Coates rejects New Deal progressivism as racist and not worthy of resurrection. And yet it’s this brand of politics promoted the welfare of the underclass as a whole, and while it didn’t include all blacks, it marked a stark improvement since the days of Jim Crow proper. As Martin Luther King Jr. said, the long arc of history bends towards justice. Here that means that when Roosevelt signed Social Security into law in 1935, “65 percent of African Americans nationally” were ineligible. That leaves about a third of blacks with access to profound social welfare not before available. Surely if we tried to implement class-conscious programs like the New Deal again, with an eye towards broad welfare, it wouldn’t be hampered by the same degree of Jim Crow era racism. Similarly, when discussing the financial pressures escaping redlining — and thereby afford a home in a safe neighborhood — put on a family, Coates quotes two parents as saying that they had to “cut down on the light bill. Cut down on your food bill,” and “cut down on things for your child, that was the main thing.” If poor blacks were buttressed by a firm safety net, ambitious hard-working families like this one wouldn’t need to confine themselves to wage labor at the expense of their children’s development. Perhaps then, blacks could begin to establish generational wealth. If Coates could dilute his idealism enough to advocate for specific calls for such welfare law, his article could stand a chance to catalyze actual change rather than merely stoking the already warm embers of white guilt. Meanwhile his insistence that white poverty is not black poverty, fragments his audience and renders his call to action pointless.

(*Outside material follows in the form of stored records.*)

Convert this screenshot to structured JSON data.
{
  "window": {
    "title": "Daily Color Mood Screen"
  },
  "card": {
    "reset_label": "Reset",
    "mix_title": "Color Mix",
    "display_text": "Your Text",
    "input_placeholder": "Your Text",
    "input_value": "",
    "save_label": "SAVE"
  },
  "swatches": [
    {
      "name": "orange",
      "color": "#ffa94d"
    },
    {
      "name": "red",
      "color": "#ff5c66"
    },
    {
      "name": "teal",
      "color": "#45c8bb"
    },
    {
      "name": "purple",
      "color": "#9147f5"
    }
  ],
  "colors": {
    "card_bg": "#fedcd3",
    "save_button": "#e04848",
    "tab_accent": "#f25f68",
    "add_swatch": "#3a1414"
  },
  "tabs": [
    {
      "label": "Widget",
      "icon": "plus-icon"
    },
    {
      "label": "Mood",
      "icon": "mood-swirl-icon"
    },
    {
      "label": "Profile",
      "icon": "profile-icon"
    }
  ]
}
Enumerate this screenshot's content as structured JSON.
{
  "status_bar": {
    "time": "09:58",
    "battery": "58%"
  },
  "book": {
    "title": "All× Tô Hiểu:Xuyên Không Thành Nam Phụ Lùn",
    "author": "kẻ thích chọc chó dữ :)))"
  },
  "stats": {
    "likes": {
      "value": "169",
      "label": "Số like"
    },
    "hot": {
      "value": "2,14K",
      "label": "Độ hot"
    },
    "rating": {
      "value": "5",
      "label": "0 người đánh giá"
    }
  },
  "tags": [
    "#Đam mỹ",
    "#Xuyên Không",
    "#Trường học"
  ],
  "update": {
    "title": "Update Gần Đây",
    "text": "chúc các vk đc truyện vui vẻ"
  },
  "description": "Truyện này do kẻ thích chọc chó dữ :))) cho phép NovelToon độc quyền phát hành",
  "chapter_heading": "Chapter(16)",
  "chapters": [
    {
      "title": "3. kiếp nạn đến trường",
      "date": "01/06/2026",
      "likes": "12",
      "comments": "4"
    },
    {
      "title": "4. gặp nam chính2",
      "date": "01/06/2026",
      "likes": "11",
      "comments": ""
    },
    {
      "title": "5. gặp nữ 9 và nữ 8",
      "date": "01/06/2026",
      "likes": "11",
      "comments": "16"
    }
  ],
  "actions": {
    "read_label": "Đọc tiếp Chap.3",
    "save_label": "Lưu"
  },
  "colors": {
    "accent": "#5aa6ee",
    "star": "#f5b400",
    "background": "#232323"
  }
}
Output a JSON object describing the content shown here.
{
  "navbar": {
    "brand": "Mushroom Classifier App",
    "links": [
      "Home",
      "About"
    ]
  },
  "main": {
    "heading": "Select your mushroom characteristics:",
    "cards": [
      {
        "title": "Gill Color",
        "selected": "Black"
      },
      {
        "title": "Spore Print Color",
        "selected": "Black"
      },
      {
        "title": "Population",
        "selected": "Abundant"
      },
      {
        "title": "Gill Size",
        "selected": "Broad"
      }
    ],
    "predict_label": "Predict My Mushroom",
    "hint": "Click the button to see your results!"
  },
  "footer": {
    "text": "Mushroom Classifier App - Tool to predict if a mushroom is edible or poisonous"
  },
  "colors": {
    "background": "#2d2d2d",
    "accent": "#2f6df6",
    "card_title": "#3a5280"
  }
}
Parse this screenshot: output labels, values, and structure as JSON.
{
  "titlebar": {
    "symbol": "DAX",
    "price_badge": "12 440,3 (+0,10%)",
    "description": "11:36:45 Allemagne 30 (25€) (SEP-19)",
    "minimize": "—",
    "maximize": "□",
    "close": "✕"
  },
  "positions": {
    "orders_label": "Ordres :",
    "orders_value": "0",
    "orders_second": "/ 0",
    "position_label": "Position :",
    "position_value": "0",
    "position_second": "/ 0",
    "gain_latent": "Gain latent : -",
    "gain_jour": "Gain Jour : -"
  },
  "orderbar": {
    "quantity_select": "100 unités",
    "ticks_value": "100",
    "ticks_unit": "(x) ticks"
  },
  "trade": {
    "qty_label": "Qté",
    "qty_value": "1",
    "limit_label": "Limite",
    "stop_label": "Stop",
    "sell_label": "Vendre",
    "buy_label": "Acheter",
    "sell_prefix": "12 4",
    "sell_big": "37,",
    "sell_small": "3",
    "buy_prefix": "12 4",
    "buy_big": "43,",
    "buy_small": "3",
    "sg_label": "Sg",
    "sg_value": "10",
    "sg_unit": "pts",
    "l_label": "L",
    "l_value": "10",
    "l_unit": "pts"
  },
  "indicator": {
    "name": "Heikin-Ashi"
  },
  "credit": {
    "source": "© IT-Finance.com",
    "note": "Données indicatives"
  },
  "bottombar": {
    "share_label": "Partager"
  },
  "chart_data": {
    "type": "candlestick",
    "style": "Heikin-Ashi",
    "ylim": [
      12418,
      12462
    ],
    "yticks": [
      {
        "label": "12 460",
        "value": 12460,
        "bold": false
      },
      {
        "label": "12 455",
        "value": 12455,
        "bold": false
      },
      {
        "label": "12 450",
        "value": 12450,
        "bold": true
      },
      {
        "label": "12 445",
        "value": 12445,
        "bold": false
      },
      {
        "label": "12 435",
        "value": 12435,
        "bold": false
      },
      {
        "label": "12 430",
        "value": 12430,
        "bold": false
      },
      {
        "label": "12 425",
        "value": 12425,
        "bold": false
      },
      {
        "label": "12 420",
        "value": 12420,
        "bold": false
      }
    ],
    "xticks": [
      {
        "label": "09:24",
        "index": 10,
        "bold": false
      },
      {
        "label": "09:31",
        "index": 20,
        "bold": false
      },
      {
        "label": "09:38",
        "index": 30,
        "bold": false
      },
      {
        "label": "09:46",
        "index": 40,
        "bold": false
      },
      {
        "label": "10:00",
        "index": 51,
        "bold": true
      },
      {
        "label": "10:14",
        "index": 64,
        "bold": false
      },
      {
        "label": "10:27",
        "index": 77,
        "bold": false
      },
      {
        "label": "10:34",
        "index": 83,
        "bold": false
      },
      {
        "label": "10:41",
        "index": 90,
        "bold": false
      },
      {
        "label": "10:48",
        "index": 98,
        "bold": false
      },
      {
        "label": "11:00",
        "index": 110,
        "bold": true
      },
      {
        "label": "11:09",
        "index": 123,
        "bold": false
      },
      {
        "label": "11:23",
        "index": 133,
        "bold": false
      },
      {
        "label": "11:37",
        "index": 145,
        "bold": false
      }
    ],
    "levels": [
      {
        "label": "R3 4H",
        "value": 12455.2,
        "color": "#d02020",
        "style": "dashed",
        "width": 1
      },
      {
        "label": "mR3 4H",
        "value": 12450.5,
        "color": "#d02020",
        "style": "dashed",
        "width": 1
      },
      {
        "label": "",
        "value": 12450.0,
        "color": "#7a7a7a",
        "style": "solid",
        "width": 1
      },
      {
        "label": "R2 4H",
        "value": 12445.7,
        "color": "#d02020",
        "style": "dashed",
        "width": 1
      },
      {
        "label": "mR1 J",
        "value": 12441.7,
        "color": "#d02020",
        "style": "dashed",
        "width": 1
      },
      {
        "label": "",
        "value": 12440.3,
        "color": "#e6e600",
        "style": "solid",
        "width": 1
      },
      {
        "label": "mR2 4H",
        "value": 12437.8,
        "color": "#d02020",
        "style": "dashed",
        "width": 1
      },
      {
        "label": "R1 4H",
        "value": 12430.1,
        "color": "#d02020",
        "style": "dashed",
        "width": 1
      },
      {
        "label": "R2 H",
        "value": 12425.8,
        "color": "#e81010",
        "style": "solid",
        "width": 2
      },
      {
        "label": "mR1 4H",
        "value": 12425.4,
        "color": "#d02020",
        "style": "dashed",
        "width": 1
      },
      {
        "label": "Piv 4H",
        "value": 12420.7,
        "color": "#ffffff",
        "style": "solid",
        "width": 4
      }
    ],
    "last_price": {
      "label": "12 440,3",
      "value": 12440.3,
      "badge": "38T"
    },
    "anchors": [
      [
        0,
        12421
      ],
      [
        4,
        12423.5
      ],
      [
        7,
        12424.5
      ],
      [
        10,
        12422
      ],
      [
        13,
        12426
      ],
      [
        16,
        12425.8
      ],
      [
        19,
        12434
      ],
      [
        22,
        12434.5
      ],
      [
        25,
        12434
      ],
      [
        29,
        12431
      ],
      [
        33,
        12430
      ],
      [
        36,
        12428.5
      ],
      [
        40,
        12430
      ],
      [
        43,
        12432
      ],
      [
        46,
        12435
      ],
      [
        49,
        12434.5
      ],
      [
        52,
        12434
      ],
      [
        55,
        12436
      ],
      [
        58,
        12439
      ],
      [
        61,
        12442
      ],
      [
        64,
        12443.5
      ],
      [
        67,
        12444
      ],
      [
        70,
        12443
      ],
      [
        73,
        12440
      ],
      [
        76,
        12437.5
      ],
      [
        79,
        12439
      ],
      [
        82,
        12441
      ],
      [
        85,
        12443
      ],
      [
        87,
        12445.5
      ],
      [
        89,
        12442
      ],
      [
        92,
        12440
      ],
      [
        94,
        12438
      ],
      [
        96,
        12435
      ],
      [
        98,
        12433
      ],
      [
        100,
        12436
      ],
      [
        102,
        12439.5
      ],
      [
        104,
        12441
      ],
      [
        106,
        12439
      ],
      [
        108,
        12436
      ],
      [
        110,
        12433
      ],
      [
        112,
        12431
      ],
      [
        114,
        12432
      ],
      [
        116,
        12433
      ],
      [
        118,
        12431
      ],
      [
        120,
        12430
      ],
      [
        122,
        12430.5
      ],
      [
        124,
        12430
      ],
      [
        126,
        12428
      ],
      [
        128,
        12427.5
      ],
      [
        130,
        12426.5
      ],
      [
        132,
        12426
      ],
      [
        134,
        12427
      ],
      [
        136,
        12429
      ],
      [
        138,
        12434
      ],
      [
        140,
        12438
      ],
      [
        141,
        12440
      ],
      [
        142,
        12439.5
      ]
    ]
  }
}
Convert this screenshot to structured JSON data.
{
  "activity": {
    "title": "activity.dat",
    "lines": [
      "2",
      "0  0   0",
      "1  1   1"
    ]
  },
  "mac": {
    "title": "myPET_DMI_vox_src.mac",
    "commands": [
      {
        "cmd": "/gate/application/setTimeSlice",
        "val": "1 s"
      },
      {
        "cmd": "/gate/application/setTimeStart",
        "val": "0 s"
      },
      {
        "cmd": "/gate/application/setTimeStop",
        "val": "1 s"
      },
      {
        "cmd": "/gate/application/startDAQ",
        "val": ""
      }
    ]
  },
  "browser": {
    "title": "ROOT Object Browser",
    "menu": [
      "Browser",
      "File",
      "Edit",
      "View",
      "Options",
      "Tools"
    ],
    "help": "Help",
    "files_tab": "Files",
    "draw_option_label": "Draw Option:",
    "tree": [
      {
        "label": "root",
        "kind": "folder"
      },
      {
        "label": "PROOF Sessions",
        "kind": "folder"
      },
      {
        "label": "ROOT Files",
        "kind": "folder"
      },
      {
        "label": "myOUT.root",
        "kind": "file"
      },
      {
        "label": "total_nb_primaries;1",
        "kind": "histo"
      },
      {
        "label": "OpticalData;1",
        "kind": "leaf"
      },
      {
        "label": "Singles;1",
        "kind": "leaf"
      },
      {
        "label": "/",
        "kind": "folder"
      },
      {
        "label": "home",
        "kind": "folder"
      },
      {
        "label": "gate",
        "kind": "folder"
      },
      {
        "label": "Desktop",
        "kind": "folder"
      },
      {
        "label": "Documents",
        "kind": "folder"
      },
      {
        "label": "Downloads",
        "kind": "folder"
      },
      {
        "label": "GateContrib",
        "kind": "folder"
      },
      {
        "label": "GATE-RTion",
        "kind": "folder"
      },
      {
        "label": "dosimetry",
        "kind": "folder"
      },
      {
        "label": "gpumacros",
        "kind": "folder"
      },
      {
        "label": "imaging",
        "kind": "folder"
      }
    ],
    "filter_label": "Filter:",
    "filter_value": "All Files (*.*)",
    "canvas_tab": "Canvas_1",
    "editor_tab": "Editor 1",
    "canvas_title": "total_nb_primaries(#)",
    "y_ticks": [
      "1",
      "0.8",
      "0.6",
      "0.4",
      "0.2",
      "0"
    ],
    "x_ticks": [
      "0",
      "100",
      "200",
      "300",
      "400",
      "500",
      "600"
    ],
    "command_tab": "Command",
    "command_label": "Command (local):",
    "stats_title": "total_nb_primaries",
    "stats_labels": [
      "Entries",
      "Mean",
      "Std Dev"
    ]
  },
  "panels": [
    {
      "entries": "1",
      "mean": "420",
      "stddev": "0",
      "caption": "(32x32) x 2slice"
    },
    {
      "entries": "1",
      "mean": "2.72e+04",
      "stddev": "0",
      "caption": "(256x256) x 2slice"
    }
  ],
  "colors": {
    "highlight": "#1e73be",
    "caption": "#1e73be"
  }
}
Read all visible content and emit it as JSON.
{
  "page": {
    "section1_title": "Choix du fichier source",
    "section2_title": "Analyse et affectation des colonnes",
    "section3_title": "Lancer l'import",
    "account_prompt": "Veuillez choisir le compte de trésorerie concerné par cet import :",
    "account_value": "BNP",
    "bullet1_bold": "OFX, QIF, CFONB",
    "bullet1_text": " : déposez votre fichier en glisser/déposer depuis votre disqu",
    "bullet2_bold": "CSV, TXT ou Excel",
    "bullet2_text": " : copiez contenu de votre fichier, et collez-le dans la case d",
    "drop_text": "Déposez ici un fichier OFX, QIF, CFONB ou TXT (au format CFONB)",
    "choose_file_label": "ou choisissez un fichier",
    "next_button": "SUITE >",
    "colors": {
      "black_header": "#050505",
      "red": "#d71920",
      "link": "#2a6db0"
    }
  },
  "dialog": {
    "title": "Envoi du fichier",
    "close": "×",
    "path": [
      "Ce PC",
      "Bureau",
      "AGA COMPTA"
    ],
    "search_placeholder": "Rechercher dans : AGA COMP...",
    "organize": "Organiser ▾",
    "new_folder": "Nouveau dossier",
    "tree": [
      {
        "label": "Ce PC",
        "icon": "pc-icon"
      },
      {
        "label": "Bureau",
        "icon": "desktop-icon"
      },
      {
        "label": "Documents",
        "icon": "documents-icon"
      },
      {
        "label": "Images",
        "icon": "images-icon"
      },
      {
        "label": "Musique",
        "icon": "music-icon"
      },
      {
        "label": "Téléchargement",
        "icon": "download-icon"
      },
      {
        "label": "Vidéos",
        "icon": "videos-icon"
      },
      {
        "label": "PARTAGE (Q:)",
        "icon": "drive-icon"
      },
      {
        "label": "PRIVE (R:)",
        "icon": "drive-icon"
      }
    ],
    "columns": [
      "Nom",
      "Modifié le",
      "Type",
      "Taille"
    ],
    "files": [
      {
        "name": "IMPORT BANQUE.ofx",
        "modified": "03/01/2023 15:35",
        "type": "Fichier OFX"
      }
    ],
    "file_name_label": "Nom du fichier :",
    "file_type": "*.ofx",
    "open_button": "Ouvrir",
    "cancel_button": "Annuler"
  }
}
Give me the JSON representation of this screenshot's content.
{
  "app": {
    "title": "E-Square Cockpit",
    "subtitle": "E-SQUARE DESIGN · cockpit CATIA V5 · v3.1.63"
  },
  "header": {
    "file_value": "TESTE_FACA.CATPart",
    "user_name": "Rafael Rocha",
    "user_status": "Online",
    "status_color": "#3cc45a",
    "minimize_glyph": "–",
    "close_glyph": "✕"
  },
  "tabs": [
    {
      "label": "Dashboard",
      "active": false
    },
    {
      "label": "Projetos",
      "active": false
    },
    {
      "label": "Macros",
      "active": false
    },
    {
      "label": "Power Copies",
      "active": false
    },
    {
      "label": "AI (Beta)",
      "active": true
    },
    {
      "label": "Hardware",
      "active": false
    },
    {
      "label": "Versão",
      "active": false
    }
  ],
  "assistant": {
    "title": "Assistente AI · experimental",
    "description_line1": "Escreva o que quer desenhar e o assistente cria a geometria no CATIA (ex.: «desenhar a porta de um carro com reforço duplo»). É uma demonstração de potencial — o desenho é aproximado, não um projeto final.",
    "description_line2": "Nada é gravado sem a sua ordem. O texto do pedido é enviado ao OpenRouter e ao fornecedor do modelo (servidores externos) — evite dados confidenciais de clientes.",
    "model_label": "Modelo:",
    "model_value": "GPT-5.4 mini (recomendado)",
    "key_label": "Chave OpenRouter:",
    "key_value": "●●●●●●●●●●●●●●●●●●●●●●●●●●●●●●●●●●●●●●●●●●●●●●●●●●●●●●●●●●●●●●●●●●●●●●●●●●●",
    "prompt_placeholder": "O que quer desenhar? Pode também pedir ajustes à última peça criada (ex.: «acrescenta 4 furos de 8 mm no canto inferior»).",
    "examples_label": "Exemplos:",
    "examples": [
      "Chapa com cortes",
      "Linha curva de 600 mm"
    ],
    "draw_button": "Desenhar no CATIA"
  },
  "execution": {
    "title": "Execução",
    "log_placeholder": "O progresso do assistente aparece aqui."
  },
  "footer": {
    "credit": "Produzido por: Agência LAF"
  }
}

Coates unabashedly proclaims this cognitive dissonance throughout his essay — that while the United States has almost exclusively exploited the black underclass, he yet believes that this institutional white supremacy can be overcome due in part to his essay. He believes that in his lifetime he will see something at least near the reparations he calls for. He at least views reparations as plausible as socialized medicine and robust infrastructure spending, as Coates disavowed Bernie Sanders for choosing to advocate two but not the one. He decried Bernie as a false radical, having hereby “failed in the ancient fight against white supremacy” in a subsequent Atlantic piece. Coates doesn’t submit that the precedent exists for socialized medicine in the UK and for robust infrastructure medicine in America’s New Deal years and yet the only historical precedent for reparations is in the case of Holocaust survivors that had subsequently been gifted by the UN a sovereign nation. The Jews and blacks are incomparable. The blacks and American economic underclass are. Coates’ conflicting pessimism and idealism would do well to acknowledge that.